Kerkgebouw

De Hervormde Kerk, oorspronkelijk gewijd aan de Heilige Martinus, is in eigendom en in onderhoud bij de Hervormde Gemeente. De toren behoort aan de burgerlijke gemeente

In dit gedeelte van de site willen wij u meer laten weten over de achtergrond en het ‘uiterlijk’ van de kerk.

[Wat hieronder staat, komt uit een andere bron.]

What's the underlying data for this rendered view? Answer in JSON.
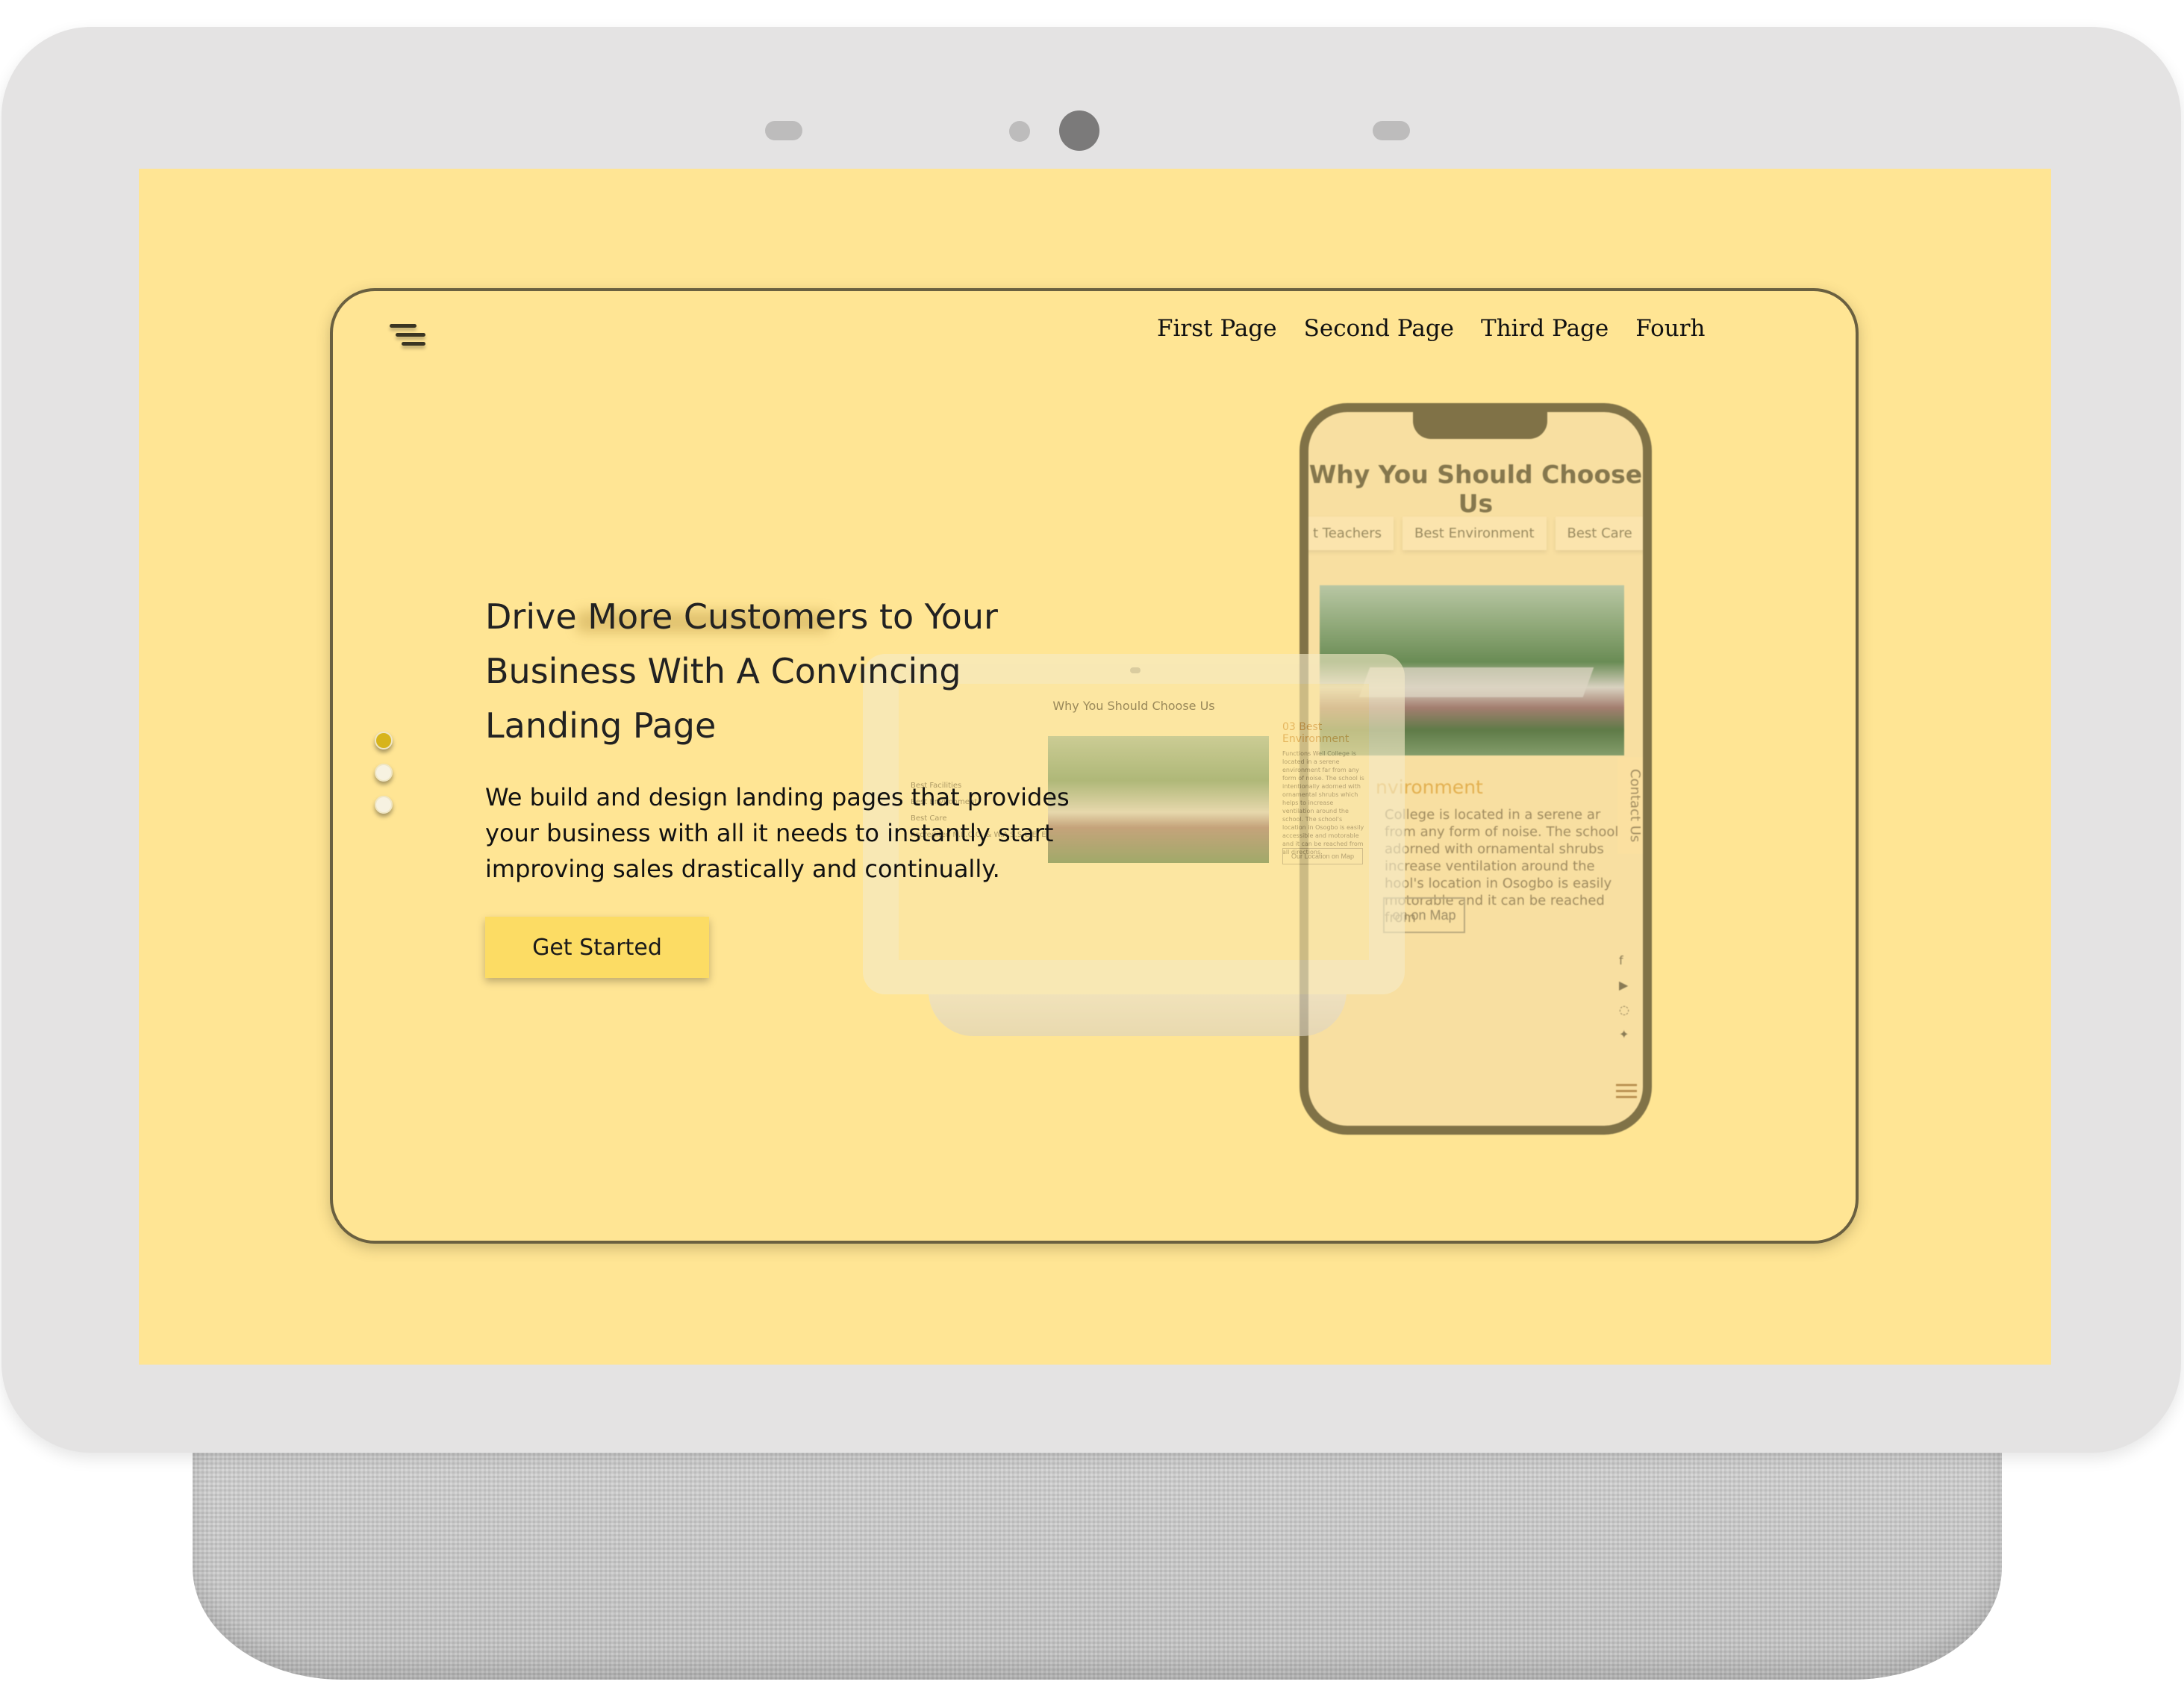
{
  "nav": {
    "links": [
      "First Page",
      "Second Page",
      "Third Page",
      "Fourh"
    ]
  },
  "hero": {
    "title": "Drive More Customers to Your Business With A Convincing Landing Page",
    "description": "We build and design landing pages that provides your business with all it needs to instantly start improving sales drastically and continually.",
    "cta_label": "Get Started"
  },
  "pager": {
    "count": 3,
    "active_index": 0,
    "active_color": "#d7b41b",
    "inactive_color": "#f7f2e1"
  },
  "phone_mockup": {
    "title": "Why You Should Choose Us",
    "tabs": [
      "t Teachers",
      "Best Environment",
      "Best Care"
    ],
    "subheading": "nvironment",
    "text": "College is located in a serene ar from any form of noise. The school adorned with ornamental shrubs increase ventilation around the hool's location in Osogbo is easily motorable and it can be reached from",
    "button": "on on Map",
    "contact_tab": "Contact Us",
    "social_icons": [
      "facebook-icon",
      "youtube-icon",
      "whatsapp-icon",
      "twitter-icon"
    ]
  },
  "tablet_mockup": {
    "title": "Why You Should Choose Us",
    "list": [
      "Best Facilities",
      "Best Environment",
      "Best Care",
      "Accredited N.E.C.O. & W.A.S.S.C.E. Exam Centre"
    ],
    "side_heading": "03 Best Environment",
    "side_text": "Functions Well College is located in a serene environment far from any form of noise. The school is intentionally adorned with ornamental shrubs which helps to increase ventilation around the school. The school's location in Osogbo is easily accessible and motorable and it can be reached from all directions.",
    "side_button": "Our Location on Map"
  },
  "colors": {
    "screen_background": "#ffe594",
    "button_background": "#fcdc64",
    "device_frame": "#e4e3e3"
  }
}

De informatie op deze pagina’s is overgenomen uit het boekje ‘Nederlands Hervormde Kerk Brakel’, samengesteld door W.F. van der Kooij, met als bron een boek uit 1932, “De monumenten van geschiedenis en kunst in de provincie Gelderland, eerste stuk: het kwartier van Nijmegen, eerste aflevering: “De Bommelerwaard” en is uitgegeven bij de Algemeene Landsdrukkerij te ‘s-Gravenhage. Na 1932 is er uiteraard het een en ander veranderd.

De geschiedenis

Blijkens een kerkvisitatie van 8 september 1571 had de heer van Brakel het collatierecht van de parochiekerk, (dat is het recht om een predikant aan te stellen) als ook van het aanstellen van vijf beneficiën of vicarien (uit gunst verleend ambt van notabel). Deze waren verbonden aan drie altaren: van de Heilige Maria, van de Heilige Jacobus en van de Heilige Antonius. De Hervorming drong hier reeds spoedig door. De eerste predikant was Henricus Spudaeus in 1587. Sindsdien is het kerkgebouw in handen de Hervormden gebleven.
Het tufstenen gedeelte in de noordmuur van het schip is blijkbaar een overblijfsel van een Romaans kerkje uit de elfde of twaalfde eeuw.
Dit werd waarschijnlijk in de tweede helft van de dertiende of in het begin van de veertiende eeuw vergroot. Het steenformaat van 29 x 14.5 x 6 – 7 wijst hierop.
Tenslotte werd het in de loop van de vijftiende eeuw verbouwd tot een drie-beukige pseudo-basiliek. Jaartallen boven de orgeltribune geschilderd, wijzen op verbouwingen of herstellingen in 1645, 1749, 1825 en 1851.
Een sepiatekening uit 1735, die de kerk vanuit het noord-oosten weergeeft (afbeelding 5), vertoont de tegenwoordige oostelijke ingang nog niet en geeft de toren met een lage pyramide-vormige spits weer.
Al deze wijzigingen dateren dus van na 1735. De overwelving met de trekbalken, zal, afgaande op vormen en detaillering in het jaar 1851 zijn aangebracht. Een schilderij van het inwendige van de kerk dat in 1847 vervaardigd werd door H.A.F.A. Gobius, geboren in 1815, is thans in onbekend bezit. Van dit schilderij maakte Victor de Steurs een tekening in oostindische inkt, welke zich bevindt in het archief van het Rijksbureau voor de Monumentenzorg. Deze tekening vertoont nog het vroegere houten tongewelf over de middenbeuk en over de zijbeuken een ziende bekapping (lessenaarsdak).